Jimmy Robert Forrest Jr. (saxophonist) was born on January 24, 1920 in St. Louis, Missouri and passed away on August 26, 1980.
Big-toned tenor saxophonists were nurtured, as a rule, in the big bands of the Thirties and Forties. Jimmy Forrest, known for his huge hit “Night Train,” (which reached #1 on the Billboard R & B Chart in March 1952) was featured in the orchestras of Andy Kirk and Duke Ellington, and then struck out as prolific bandleader. He was a popular performer in the R&B circuit throughout the 1950s.

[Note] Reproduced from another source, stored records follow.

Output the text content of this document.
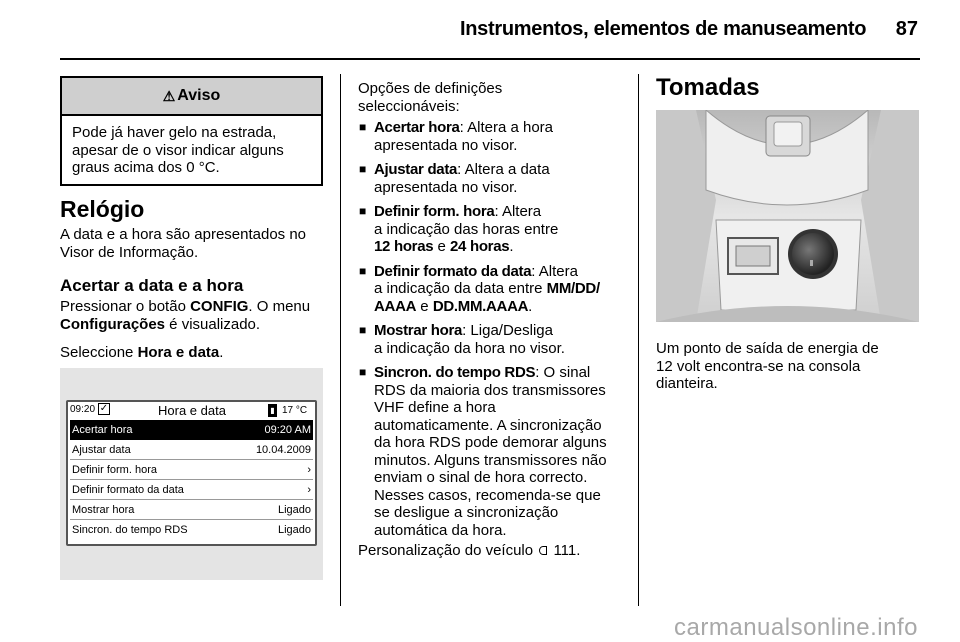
Instrumentos, elementos de manuseamento 87
⚠ Aviso
Pode já haver gelo na estrada,
apesar de o visor indicar alguns
graus acima dos 0 °C.
Relógio
A data e a hora são apresentados no
Visor de Informação.
Acertar a data e a hora
Pressionar o botão CONFIG. O menu
Configurações é visualizado.
Seleccione Hora e data.
09:20 ✓	Hora e data	▮ 17 °C
Acertar hora	09:20 AM
Ajustar data	10.04.2009
Definir form. hora	›
Definir formato da data	›
Mostrar hora	Ligado
Sincron. do tempo RDS	Ligado
Opções de definições
seleccionáveis:
■ Acertar hora: Altera a hora
apresentada no visor.
■ Ajustar data: Altera a data
apresentada no visor.
■ Definir form. hora: Altera
a indicação das horas entre
12 horas e 24 horas.
■ Definir formato da data: Altera
a indicação da data entre MM/DD/
AAAA e DD.MM.AAAA.
■ Mostrar hora: Liga/Desliga
a indicação da hora no visor.
■ Sincron. do tempo RDS: O sinal
RDS da maioria dos transmissores
VHF define a hora
automaticamente. A sincronização
da hora RDS pode demorar alguns
minutos. Alguns transmissores não
enviam o sinal de hora correcto.
Nesses casos, recomenda-se que
se desligue a sincronização
automática da hora.
Personalização do veículo 111.
Tomadas
Um ponto de saída de energia de
12 volt encontra-se na consola
dianteira.
carmanualsonline.info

Born and raised in St. Louis, Forrest worked in the Midwest with pianist Eddie Johnson, Fate Marable, the Jeter-Pillars Orchestra, and Don Albert. Respected for his tone and his swinging style, Forrest worked with the Jay McShann Orchestra and the Andy Kirk big band (1942-1948). He had a stint with Duke Ellington in 1949 and two years later recorded “Night Train.” The success of that hit allowed Forrest to lead his own band for several years, recording other similar R & B – oriented material.
During the 1950s, Forrest was recorded live in St. Louis with Miles Davis and in the studio on dates led by Cat Anderson. Forrest’s heart was always in swinging jazz and he enjoyed his association with trumpeter Harry “Sweets” Edison during 1958-1963.
During that period, Forrest recorded five albums for Prestige and New Jazz, showing that he could play hard bop and soul-jazz in addition to swing and 1950s R & B. “Forrest Fire,” “Out of the Forrest,” “Sit Down and Relax,” “Most Much!,” and “Soul Street,” feature the saxophonist in a quartet with organist Larry Young, groups with either Joe Zawinul or Hugh Lawson on piano, a Latin-flavored date with Ray Barretto, and with the Oliver Nelson Orchestra.
By the time 1961 rolled around, Forrest and Jack McDuff had recorded Tuff Duff and The Honeydrippers and were undoubtedly becoming one of the finest organ/sax combo’s ever recorded.
After a period of freelancing, Jimmy Forrest was a major soloist with Count Basie’s orchestra during 1972-1977, spending the years before his death in 1980 co-leading a group with trombonist Al Grey. His brand of stomping and soulful jazz has never gone out of style.